I've been married with my wife for 4 years but together with her for 10. A few weeks ago she was telling me she was feeling more depressed and called her psychiatrist to possibly up her dosage. She wanted to wait and see. I noticed she was more depressed than i had seen her in some time but i figured that was expected with the loss of her job coming on. She had found out a month or two ago about
this so i thought it must be related. A week ago i noticed something odd. Something i've never really seen from her, it was such a powerful level of happy out of nowhere. She was dancing and singing and just amped up. I took concern for her at this point because she works out 3 times a week but once this all started she pretty much stopped eating. I was confused. She had limitless energy and no hunger, she also stopped drinking dunking donuts which were basically her only way to have the energy to get out of the door. She stopped sleeping as much, wasn't tired or couldn't stay sleeping. I was that nagging voice telling her she has to eat, also trying to be weary saying maybe this is a bipolar episode, I've never seen her on one all these years. She would just lash out at me telling me im just trying to ruin her happiness and just want to keep her sad. Thats the last thing i would ever want. We got into a big fight because she said she wouldn't allow me to manipulate her anymore and that's all i do. i was devastated. I needed time so i angry left. Later that night i found out she kissed my best friend. This is something she would never do. I fear it would of gone farther if he hadn't pulled away. I talked to her soon after that. She told me she doesn't love me and hasn't in awhile. She still loves me as her best friend but not as a husband.
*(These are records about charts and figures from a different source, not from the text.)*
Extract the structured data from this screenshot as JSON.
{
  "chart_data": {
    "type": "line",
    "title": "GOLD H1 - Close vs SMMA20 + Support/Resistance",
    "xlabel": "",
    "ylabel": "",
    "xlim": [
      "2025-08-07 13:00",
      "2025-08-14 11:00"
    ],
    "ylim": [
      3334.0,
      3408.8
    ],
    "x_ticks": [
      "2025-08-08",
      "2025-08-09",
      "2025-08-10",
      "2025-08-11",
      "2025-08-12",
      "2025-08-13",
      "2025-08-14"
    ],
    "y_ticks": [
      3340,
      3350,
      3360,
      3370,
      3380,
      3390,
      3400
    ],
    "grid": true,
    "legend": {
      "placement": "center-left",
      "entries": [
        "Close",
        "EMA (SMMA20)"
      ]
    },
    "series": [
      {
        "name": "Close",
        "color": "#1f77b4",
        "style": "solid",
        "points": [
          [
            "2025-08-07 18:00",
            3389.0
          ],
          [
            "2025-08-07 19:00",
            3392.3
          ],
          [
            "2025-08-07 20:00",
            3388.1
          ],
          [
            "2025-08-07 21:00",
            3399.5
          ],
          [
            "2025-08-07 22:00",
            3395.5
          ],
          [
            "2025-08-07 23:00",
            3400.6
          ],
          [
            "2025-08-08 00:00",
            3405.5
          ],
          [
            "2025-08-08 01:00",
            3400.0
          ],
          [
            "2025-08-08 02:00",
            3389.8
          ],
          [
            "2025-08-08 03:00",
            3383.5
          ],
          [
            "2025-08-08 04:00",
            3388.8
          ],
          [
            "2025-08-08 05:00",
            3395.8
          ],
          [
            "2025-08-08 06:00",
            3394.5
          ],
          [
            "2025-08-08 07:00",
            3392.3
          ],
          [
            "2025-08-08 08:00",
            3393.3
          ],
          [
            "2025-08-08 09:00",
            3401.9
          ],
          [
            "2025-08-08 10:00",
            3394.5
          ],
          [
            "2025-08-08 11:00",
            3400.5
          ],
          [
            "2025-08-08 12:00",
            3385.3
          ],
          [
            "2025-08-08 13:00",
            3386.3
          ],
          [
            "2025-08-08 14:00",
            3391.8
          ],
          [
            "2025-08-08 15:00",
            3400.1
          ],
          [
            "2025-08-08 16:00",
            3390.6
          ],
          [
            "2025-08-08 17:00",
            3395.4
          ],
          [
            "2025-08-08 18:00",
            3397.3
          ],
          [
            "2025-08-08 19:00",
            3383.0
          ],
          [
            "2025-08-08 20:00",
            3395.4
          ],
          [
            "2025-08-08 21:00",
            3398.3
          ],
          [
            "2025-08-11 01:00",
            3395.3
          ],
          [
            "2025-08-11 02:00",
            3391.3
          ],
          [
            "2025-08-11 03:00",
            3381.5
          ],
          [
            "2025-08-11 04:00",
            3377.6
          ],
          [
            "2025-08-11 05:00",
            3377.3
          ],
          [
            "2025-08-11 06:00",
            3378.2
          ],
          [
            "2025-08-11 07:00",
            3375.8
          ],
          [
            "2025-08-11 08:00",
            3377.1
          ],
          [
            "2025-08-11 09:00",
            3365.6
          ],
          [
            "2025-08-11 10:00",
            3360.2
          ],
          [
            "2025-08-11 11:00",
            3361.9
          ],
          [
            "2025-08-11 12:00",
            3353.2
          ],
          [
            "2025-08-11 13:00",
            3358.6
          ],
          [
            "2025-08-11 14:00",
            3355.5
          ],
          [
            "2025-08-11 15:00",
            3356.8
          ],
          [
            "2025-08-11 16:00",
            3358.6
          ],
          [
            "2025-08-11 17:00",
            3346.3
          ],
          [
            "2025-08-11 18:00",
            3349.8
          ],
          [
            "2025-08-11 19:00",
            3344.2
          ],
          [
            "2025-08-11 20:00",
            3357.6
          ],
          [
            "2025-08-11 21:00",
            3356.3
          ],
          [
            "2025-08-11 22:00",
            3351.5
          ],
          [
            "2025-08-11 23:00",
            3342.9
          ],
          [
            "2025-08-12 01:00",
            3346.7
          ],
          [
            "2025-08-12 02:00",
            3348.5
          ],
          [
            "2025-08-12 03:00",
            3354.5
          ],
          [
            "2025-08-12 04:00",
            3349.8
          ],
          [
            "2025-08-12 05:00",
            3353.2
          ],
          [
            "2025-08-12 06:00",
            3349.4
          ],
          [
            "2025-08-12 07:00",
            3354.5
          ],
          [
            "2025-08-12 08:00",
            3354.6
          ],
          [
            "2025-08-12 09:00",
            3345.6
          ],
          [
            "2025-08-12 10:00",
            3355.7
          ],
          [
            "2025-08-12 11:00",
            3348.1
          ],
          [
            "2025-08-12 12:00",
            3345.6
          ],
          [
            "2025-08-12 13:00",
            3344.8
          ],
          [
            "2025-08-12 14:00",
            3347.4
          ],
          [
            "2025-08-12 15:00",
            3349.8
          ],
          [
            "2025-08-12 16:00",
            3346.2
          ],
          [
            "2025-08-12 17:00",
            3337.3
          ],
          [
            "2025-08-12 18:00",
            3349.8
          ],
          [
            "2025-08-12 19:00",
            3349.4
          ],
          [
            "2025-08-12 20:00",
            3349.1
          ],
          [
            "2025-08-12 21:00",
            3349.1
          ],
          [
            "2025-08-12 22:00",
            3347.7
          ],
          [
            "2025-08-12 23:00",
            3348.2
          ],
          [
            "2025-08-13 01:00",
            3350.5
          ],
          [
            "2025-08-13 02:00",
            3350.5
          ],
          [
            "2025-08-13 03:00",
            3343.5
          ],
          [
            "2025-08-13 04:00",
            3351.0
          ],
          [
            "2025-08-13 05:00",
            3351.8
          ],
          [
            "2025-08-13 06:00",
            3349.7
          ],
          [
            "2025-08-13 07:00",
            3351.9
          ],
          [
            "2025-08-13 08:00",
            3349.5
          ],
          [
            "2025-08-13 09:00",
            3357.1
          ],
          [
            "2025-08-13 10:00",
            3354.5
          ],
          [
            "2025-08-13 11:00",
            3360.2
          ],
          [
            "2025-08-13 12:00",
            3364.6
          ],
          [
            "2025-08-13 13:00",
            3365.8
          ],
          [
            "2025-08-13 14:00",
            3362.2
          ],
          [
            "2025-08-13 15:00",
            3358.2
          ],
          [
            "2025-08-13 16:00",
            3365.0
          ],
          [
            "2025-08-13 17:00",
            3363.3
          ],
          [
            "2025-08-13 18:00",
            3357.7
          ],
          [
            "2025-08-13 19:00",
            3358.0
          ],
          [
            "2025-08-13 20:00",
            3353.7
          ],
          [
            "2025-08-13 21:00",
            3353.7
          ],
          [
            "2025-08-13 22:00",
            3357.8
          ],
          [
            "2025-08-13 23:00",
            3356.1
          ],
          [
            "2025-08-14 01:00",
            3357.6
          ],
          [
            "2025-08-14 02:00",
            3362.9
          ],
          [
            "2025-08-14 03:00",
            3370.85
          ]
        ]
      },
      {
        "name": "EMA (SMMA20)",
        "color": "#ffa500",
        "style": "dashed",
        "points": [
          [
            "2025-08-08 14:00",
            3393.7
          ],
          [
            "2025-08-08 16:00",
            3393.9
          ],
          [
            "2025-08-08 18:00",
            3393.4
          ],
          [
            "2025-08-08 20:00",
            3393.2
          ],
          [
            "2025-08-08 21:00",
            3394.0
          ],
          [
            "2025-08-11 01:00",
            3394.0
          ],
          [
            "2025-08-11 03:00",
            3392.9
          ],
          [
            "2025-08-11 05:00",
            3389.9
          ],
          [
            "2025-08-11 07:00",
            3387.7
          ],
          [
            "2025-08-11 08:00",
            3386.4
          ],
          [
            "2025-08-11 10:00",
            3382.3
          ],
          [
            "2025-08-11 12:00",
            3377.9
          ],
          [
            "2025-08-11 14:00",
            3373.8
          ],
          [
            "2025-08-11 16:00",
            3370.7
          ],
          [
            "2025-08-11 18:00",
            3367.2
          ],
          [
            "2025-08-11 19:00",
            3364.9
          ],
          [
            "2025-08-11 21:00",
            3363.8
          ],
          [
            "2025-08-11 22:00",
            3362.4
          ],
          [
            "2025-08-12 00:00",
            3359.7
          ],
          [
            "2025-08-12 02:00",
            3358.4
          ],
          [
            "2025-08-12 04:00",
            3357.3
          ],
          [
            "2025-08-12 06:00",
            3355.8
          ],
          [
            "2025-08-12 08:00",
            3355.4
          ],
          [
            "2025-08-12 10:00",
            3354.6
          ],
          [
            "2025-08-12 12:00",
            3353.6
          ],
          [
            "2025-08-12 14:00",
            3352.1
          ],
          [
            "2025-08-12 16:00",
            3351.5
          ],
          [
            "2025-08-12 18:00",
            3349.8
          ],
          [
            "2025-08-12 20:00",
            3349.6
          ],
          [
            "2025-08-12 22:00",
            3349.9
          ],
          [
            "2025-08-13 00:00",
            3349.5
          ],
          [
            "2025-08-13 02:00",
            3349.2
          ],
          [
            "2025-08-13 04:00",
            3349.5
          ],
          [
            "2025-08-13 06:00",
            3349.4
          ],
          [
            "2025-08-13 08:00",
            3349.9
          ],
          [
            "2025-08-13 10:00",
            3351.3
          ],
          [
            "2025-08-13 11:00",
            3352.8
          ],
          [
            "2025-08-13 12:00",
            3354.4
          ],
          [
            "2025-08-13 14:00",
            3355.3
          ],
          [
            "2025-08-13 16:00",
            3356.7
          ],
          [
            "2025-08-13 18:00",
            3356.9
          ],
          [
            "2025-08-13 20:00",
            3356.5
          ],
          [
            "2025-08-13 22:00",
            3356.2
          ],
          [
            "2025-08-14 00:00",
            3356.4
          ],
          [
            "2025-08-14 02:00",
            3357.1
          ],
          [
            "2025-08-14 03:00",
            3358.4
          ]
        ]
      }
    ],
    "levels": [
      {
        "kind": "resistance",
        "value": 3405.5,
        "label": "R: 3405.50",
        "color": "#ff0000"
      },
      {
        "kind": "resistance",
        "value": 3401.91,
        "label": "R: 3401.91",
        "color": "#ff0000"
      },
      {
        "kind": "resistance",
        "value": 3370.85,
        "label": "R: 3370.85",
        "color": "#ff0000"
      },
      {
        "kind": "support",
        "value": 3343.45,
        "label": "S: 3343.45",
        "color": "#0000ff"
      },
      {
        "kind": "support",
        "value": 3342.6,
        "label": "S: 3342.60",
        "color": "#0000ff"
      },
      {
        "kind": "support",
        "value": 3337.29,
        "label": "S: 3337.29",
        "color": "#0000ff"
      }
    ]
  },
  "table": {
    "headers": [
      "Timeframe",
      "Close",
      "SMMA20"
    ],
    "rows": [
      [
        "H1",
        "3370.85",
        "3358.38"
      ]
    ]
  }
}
We have no perfect marriage that's for sure but this was out of nowhere for me. She needed me to leave to give her time to think and i did. No shes more certain that she must divorce me. I asked if we could try, offering to do just about
anything and she says no, i even said we should try marriage consoling but she was completely closed off to the idea, she just wants me instantly gone after 10 years. Does this sound like a bipolar episode or am i just grasping straws at a love i lost along time ago? If this is bipolar will she ever be the same or is this her reality now? I'm so lost, any words would help.